Now that I’ve bored you with that, I must mention that last night I made chicken parmesan from scratch last night. It was delicious. Not hard either. Just take 2-3 large chicken breasts and cut them into using the butterfly cut method – effectively making two patty shapes. Get a large bowl with about 1.5 cups flour (might need less, but using more makes it a bit easier), another with 3 eggs beaten with a little milk, and another with either bread crumbs or cornflake crumbs (gluten free!) mixed with grated parmesan cheese and Italian spices. The ratio of crumbs to cheese is up to you, depending on your flavor. One by one, dip the chicken pieces in the flour, coating them all over. Then dip them into the egg, covering them. Then coat them with the bread crumbs. In a large skillet, heat olive or vegetable oil to medium/high and cook the chicken until it’s nicely browned  – flipping to make sure it cooks on both sides – and the juices run clear. In a casserole dish, spread your favorite (homemade if you have it, which I don’t) spaghetti sauce along the bottom. Place the cooked chicken on that, top with more sauce and then slices of fresh mozzarella cheese – or shredded cheese. Bake at 375 for 20 minutes, until the sauce is bubbly and cheese is melted.

And since I’m just going all goofy, I’ll tell you about our cute cat. We got her from the Humane Society, which is probably one of the most depressing places I’ve ever been. I wanted to take all the cats home with me. 😦 There was no angelic music that burst forth when we saw our cat. More like a “Hey, she’s fixed, only 6-8 months old, has clear eyes and isn’t biting or scratching. Let’s get this one.” She’s a really great cat, too.  She follows me around and sleeps on me whenever I sit down. And she is quite tolerant of the kids – Kaylee carries her all over the place and hasn’t been attacked yet. We named her Tuco, which if you didn’t know, is the name of “The Ugly” in “The Good, The Bad, and The Ugly.” Our little Tuco is not ugly at all, but he’s our favorite character in that movie. Of course, we love Clint Eastwood, but we could hardly name her “Blondie,” now could we?

Santa Claws??

Oh boy, I’m in a weird mood. I’m actually quite giddy – we’re getting a cat tomorrow!! Well, I hope we are. We’re going to the Humane Society to pick one out. We’ve seen some pictures of available cats online and there are three we really want to see. I’m just so goobery right now. I love cats.

So anyway, I took the kids to Walmart to stock up on cat things – litter box (or as Sienna called it, “glitter box”), food/water bowls, food, litter, toys, brush, flea stuff, and a bed. And even though I knew to expect it, I was quite miffed when I saw the Christmas tree set up by the front entrance. Really? Really??? Everyone rants about it, so I’m not gonna go on and on, but sheesh. There’s no reason they do that other than to stir up people’s desire to start shopping for Christmas. Chances are, if you get your shopping done “early,” you’re going to see more things that you want to buy when Christmas actually gets here – and you’ll spend more.

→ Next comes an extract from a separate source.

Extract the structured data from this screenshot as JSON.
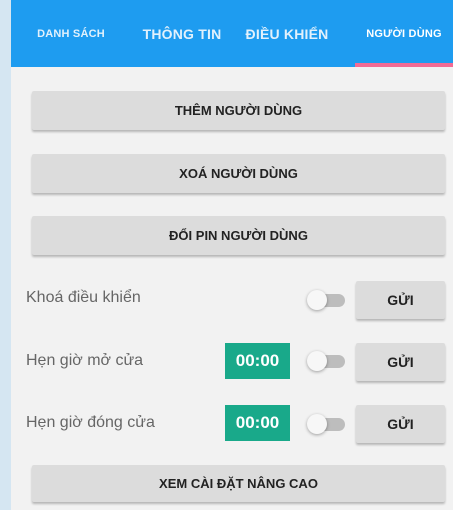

Now, I’m not saying it’s a bad thing to get your shopping done early. In fact, the cat (and accessories) make up 95% of our kids’ birthday gifts (since they are all having birthdays this month) and since I’ve been looking for things to suggest for relatives for their birthdays, I’ve thought a lot about Christmas, too. And I like getting my shopping done before things go crazy – well, I used to. Now I do almost all my shopping online. Pathetic? I dunno. Two day free shipping and almost always the best prices on Amazon…

The problem is, as much as I love Christmas, it’s not about presents!!! I want things, but what I want more is to be content with what I’ve got. I want my kids to be content with what they’ve got. And they are going to have a kitty! Tomorrow!! Yippie!

Ok, back to your regularly scheduled programming.